Zahi Armali زاهي أرملي

Personal information
- Date of birth: 25 October 1957 (age 68)
- Place of birth: Shefa-'Amr, Israel
- Position: Forward

Youth career
- Maccabi Shefa-'Amr

Senior career*
- Years: Team / Apps / (Gls)
- 1973–1977: Maccabi Shefa-'Amr
- 1977–1978: Hapoel Sakhnin
- 1978–1982: Maccabi Shefa-'Amr
- 1982–1989: Maccabi Haifa / 179 / (90)
- 1989–1990: Hapoel Jerusalem / 32 / (6)
- 1990–1992: Hapoel Tzafririm Holon / 46 / (11)
- 1992–1993: Hapoel Haifa / 43 / (15)
- 1993–1996: Maccabi Shefa-'Amr / 78 / (23)
- 1996–1997: Maccabi Ahi Nazareth / 24 / (5)
- 1997–1998: Maccabi Tamra / 28 / (8)
- 1998–1999: Maccabi Shefa-'Amr / 16 / (2)

International career
- 1982–1986: Israel / 28 / (10)

= Zahi Armeli =

Israeli footballer

Zahi Armali (زاهي أرملي, זאהי ארמלי; born 25 October 1957) is an Israeli former professional footballer who played as a forward. He started his career at Maccabi Shefa-'Amr, and a holder of many records at Maccabi Haifa.

==Early life and career==
Armali was born and raised in Shefa-'Amr, Israel, to an Arab-Christian family. He started his professional career at Maccabi Shefa-'Amr. After a few years he spent playing in the lower leagues he signed a contract with Maccabi Haifa in 1983.

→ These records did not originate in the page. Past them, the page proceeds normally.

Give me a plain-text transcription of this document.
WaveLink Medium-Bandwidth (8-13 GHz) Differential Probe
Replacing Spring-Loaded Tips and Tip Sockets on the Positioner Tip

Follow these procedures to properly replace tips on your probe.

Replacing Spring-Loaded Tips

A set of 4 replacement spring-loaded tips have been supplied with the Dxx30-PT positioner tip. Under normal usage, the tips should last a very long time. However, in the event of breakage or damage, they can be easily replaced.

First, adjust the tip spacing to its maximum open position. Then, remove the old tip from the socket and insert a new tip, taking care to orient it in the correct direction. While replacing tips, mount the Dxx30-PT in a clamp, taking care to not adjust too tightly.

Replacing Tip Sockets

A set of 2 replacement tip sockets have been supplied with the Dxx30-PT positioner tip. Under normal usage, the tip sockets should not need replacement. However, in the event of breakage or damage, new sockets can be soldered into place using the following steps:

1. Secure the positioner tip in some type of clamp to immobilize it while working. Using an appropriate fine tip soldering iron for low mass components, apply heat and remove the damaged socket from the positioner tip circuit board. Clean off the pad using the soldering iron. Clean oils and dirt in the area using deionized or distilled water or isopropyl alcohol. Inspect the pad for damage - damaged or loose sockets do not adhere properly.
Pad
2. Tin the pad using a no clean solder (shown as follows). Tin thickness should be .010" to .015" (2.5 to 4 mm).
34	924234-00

During his seven-season career at Maccabi Haifa, Zahi won three championships. He remains the club's record goalscorer with 90 league goals in 179 games.

After the 1989 season Zahi left Maccabi Haifa and subsequently played for Hapoel Jerusalem, Hapoel Haifa and his hometown club Maccabi Shefa-'Amr, where he finished his professional career as a player.